Leven in dienst van adel en burgerij
We kennen allemaal wel iemand – een tante, een grootmoeder, een achternicht of een oud-oom die is ‘gaan dienen’. Zoniet, dan wel een familielid dat personeel in dienst had, dat patron was. ‘Gaan dienen’ is immers zo Vlaams als mosselen en friet.
In 1930 verdienden nog 166.000 mensen hun brood in dienst bij de plaatselijke kasteelheer of in verre Brusselse herenhuizen. De mannen waren Valet de chambre, hovenier of chauffeur; de meisjes keukenmeid, femme de chambre, fille de quartier, kindermeisje of fille a tout faire.
Hun geschiedenis werd nog nooit beschreven, omdat het over een wereld gaat die zich bij uitstek tussen vier muren afspeelt, afgeschermd van het publieke leven. Bovendien was de geschiedschrijving een bezigheid van de hogere klassen.
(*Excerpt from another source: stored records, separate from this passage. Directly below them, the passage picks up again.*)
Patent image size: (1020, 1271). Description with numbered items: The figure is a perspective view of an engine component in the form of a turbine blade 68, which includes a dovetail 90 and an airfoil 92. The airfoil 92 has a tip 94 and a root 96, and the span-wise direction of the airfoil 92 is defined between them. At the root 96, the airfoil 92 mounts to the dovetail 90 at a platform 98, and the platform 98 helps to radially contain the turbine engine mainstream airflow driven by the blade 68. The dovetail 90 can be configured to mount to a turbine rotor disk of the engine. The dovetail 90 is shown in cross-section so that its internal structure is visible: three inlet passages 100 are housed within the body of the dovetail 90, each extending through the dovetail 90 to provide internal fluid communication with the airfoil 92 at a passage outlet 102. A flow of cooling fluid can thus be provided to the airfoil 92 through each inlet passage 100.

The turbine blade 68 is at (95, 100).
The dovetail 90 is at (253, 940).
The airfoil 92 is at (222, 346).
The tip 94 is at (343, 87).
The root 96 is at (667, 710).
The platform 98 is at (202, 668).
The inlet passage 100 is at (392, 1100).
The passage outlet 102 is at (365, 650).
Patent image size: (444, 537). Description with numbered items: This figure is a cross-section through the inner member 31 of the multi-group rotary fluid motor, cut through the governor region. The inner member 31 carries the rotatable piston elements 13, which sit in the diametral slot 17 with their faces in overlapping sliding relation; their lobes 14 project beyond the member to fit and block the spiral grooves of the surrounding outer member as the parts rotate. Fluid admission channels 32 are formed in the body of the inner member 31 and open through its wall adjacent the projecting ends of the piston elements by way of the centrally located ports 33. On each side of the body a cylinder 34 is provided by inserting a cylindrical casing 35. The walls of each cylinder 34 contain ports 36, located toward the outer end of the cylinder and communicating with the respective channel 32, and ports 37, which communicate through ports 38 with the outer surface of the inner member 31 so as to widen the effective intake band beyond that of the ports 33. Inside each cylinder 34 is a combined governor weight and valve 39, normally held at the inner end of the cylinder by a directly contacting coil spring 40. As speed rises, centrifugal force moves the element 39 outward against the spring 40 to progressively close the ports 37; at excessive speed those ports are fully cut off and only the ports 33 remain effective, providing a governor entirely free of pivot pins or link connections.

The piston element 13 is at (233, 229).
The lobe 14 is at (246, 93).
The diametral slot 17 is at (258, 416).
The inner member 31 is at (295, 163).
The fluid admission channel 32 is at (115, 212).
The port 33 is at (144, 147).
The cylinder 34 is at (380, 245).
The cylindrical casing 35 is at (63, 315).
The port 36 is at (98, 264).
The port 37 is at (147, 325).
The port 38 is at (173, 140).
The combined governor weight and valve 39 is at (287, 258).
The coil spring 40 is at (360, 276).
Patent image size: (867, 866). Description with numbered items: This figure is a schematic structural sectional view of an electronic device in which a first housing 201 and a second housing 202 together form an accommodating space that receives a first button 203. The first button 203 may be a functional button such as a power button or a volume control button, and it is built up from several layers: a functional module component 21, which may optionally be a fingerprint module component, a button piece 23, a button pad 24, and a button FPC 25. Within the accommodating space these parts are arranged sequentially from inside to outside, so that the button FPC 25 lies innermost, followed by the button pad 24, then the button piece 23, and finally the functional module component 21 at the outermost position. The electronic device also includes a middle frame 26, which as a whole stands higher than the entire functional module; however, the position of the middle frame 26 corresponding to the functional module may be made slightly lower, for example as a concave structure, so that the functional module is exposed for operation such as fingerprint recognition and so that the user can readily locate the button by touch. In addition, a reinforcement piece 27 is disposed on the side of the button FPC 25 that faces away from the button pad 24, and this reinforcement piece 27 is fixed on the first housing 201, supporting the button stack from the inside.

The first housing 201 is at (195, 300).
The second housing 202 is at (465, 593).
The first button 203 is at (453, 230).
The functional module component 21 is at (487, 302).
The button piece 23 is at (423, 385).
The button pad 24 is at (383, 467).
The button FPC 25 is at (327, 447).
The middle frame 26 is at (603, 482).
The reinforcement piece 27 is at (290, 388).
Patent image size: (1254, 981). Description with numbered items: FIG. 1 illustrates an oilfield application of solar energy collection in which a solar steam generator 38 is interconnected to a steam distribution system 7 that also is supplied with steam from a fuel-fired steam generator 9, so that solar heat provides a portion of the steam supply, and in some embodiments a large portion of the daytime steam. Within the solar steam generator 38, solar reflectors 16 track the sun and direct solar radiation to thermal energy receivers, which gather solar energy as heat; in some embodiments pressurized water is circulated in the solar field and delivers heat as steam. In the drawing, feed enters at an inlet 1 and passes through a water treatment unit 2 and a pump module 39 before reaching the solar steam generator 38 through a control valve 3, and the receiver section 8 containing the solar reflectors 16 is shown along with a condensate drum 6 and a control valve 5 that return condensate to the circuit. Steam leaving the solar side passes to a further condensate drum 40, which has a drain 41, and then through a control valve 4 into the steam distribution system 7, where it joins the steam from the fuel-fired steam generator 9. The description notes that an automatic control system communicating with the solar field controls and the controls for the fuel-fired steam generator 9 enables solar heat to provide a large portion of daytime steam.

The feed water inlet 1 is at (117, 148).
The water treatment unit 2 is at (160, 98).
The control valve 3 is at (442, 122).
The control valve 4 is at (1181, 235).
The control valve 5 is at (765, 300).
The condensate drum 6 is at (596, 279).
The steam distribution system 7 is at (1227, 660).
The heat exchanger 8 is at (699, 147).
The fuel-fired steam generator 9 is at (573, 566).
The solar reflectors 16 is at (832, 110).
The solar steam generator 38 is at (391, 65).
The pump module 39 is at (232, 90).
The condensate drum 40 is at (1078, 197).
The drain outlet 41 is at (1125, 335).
Zij hadden er geen enkel voordeel bij om het verhaal van hun huispersoneel uit de doeken te doen, omdat het al te veel hun eigen (verborgen) verhaal was. Ook nu nog is de weerstand groot.
Het is de hoogste tijd om van deze onbekende brok sociale geschiedenis werk te maken. Als binnenkort alle betrokkenen verdwenen zijn, is het te laat.
In Madame est servie vertellen meer dan 90 getuigen over hun jaren in dienst. Ze nemen u mee achter de schermen van de tanende belle époque, waarvan zij de hardwerkende toeschouwers waren. Met oog voor detail brengen ze ons een beeld van de wereld achter de deuren van de feestzaal of het salon, en vertellen van een leven ergens halverwege tussen zolderkamer, diensttrap en kelderkeuken, tussen verering en vernedering.